Austin halts work on 99 construction projects following recent rain

Construction work has been suspended at 99 job sites in Austin on Monday and the City of Austin says it plans to inspect more sites throughout the week which could add to the list.

According to city officials, recent rains pushed soil and sediment from those construction sites into streets.

“We had two jobs in the city shut down that we know of I’ve talked with numerous builders in the city that has also had numerous jobs shut down,” said Chris Peterson the owner of Rivendale homes who got the notice at a couple of his sites. These notices, known as red tags, were passed out by the city Monday.

“When that happens everyone on the job has to leave and they lose a day pay." Peterson said his crews were in the middle of working when the city stopped by and told everyone to leave. These orders can lead to hefty costs.

“It's probably $400 to $500 a day then the lost wages of the guys not working on the job,” said Peterson.

After the recent rains and flooding, the City of Austin planned to inspect the nearly 2000 active construction sites across the area for soil and sediment which was washed out into the street.

“We don't want to contribute to anymore impact on the city's drainage infrastructure,” said John McDonald the Austin Environmental Conservation Program Manager.

McDonald said they're doing this to prevent potential flooding caused by drainage systems getting clogged by soil and sediment.

To get the red tag lifted, crews must clean the street and curb in their area.

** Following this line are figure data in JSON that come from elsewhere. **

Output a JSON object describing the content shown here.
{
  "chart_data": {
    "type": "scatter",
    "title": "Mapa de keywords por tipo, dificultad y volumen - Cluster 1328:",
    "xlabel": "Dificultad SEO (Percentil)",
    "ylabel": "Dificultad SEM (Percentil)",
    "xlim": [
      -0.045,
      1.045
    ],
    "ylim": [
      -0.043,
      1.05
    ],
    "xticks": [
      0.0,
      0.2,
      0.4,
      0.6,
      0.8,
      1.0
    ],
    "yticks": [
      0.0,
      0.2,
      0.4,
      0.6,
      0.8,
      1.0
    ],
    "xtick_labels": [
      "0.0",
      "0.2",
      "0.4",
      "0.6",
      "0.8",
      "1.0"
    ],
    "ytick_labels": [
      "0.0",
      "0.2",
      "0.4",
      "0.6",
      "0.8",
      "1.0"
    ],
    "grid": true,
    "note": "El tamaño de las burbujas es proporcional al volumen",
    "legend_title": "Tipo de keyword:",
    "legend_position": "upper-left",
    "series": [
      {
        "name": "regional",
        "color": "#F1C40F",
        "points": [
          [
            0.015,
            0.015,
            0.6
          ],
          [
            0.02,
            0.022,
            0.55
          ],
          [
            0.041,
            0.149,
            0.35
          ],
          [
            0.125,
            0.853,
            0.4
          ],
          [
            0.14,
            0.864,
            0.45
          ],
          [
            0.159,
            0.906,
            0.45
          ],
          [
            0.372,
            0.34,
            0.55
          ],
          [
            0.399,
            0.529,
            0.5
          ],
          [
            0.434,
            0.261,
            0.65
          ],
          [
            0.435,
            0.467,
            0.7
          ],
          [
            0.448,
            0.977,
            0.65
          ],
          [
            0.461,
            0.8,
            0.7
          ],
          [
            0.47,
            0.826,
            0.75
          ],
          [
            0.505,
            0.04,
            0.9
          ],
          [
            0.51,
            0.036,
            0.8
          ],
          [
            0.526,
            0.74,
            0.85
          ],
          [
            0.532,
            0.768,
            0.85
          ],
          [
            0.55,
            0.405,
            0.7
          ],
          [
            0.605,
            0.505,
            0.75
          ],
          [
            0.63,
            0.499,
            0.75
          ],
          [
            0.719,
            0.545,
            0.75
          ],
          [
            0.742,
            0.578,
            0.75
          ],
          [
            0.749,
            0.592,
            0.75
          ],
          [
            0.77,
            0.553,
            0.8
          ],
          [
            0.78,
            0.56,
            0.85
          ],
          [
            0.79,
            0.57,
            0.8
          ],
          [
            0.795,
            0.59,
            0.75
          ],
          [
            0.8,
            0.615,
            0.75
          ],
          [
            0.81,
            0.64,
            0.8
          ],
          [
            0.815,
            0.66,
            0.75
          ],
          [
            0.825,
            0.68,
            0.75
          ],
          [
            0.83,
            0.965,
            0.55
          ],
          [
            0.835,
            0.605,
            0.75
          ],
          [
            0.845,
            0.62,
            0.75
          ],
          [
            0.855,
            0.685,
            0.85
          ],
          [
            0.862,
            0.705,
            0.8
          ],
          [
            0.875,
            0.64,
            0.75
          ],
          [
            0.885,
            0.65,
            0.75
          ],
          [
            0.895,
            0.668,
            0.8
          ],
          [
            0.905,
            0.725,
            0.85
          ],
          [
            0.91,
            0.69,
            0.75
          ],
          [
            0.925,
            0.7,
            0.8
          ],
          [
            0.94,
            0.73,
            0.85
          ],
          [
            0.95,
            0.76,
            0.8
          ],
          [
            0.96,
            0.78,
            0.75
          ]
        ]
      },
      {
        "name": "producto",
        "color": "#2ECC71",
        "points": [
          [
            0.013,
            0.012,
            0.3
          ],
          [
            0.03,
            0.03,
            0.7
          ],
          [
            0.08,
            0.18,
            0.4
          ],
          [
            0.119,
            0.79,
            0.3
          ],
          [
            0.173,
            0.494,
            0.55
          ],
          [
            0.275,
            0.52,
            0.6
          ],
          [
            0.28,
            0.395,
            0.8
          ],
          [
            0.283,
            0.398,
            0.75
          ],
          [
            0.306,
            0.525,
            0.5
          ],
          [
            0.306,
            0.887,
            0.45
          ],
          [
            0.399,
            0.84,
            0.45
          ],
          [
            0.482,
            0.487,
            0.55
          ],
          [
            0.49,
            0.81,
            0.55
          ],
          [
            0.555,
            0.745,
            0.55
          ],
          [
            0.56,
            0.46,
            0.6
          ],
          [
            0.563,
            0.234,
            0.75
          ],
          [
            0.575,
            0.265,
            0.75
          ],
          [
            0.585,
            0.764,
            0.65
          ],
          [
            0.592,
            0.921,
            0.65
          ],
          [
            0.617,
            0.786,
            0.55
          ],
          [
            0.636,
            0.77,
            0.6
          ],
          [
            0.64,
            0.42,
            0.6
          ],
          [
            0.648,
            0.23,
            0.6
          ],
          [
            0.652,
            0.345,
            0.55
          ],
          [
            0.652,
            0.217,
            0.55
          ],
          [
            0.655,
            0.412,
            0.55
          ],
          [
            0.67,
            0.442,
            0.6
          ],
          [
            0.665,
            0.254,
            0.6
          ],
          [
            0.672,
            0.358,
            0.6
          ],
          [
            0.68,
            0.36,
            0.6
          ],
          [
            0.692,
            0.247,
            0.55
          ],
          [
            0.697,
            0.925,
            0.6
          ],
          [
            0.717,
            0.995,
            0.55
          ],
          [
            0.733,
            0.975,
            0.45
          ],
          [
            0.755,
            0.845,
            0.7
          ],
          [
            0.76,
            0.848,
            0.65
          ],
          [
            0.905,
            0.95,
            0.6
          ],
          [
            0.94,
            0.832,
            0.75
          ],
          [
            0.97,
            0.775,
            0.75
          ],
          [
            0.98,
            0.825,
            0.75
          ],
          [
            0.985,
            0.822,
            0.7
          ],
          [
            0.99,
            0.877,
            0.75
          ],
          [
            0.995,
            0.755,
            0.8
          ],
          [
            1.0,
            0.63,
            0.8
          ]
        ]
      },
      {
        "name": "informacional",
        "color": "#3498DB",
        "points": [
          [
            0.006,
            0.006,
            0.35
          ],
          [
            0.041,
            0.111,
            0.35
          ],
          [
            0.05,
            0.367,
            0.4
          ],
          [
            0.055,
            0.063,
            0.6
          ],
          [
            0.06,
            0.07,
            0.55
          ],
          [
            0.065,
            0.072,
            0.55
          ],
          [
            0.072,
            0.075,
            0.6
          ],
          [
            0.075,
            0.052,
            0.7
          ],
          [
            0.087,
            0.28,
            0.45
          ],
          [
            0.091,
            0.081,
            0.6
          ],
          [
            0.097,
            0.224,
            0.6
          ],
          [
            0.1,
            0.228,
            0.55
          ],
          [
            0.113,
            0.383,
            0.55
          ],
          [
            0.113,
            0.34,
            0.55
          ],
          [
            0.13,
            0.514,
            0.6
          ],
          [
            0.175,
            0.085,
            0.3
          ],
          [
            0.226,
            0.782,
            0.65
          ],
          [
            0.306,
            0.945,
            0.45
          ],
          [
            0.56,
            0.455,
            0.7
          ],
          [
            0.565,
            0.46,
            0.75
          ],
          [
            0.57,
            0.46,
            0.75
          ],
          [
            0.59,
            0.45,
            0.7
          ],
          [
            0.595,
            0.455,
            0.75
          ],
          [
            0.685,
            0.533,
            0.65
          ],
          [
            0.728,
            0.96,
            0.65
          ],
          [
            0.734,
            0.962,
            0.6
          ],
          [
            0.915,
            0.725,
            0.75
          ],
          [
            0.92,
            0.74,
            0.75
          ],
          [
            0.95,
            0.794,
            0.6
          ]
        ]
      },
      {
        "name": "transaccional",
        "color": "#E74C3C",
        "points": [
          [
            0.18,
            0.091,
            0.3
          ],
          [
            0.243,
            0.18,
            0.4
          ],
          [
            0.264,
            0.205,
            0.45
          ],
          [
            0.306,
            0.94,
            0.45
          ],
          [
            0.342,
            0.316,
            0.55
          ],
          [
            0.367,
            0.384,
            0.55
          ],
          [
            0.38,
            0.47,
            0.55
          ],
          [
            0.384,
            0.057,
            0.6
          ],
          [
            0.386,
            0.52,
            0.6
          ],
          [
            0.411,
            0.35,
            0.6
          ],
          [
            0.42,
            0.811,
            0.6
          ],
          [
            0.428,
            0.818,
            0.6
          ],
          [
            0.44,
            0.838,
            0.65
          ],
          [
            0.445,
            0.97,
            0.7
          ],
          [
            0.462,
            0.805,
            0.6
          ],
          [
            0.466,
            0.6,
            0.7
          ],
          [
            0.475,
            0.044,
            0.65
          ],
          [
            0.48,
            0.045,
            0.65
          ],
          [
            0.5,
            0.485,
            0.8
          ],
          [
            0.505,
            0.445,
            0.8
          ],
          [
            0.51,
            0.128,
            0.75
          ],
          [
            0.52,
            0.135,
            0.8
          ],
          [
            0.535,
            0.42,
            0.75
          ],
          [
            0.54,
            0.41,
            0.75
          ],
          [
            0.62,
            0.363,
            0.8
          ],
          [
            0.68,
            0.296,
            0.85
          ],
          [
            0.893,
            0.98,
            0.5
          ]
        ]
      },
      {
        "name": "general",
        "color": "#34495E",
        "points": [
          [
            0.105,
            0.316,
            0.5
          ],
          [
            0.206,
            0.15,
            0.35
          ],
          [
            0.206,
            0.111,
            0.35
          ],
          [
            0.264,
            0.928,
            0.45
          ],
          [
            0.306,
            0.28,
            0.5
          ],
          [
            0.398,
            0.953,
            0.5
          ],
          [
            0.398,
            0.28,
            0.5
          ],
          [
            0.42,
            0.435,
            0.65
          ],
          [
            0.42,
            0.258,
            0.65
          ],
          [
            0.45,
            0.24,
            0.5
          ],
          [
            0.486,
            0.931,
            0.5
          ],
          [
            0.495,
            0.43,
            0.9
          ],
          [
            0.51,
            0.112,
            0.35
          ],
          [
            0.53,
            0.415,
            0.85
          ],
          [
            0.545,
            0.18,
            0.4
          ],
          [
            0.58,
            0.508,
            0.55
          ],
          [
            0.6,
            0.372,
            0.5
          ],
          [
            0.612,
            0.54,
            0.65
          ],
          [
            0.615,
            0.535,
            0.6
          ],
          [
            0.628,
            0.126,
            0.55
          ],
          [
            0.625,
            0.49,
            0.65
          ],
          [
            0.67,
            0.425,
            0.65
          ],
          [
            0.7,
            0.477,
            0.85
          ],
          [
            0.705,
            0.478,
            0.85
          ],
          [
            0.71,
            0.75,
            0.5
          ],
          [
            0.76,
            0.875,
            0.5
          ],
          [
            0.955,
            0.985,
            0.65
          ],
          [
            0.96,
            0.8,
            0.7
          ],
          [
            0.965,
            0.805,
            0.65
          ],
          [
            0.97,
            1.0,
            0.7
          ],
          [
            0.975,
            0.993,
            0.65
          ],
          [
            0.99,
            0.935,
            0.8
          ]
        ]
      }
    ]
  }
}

Once that's done a city inspector must come out to check which according to Peterson can take a while, “You have no idea; they could be out here tomorrow it could be next week.”

The city will be out inspecting more sites throughout the week as they plan to inspect every active site in the area.

One concern for Peterson is the area he's working in he said a lot of this soil and sediment is not coming from his site but instead uphill.

The city says they are looking into this issue but in some areas, with all the rain they've had, it's hard to tell where the soil and sediment came from.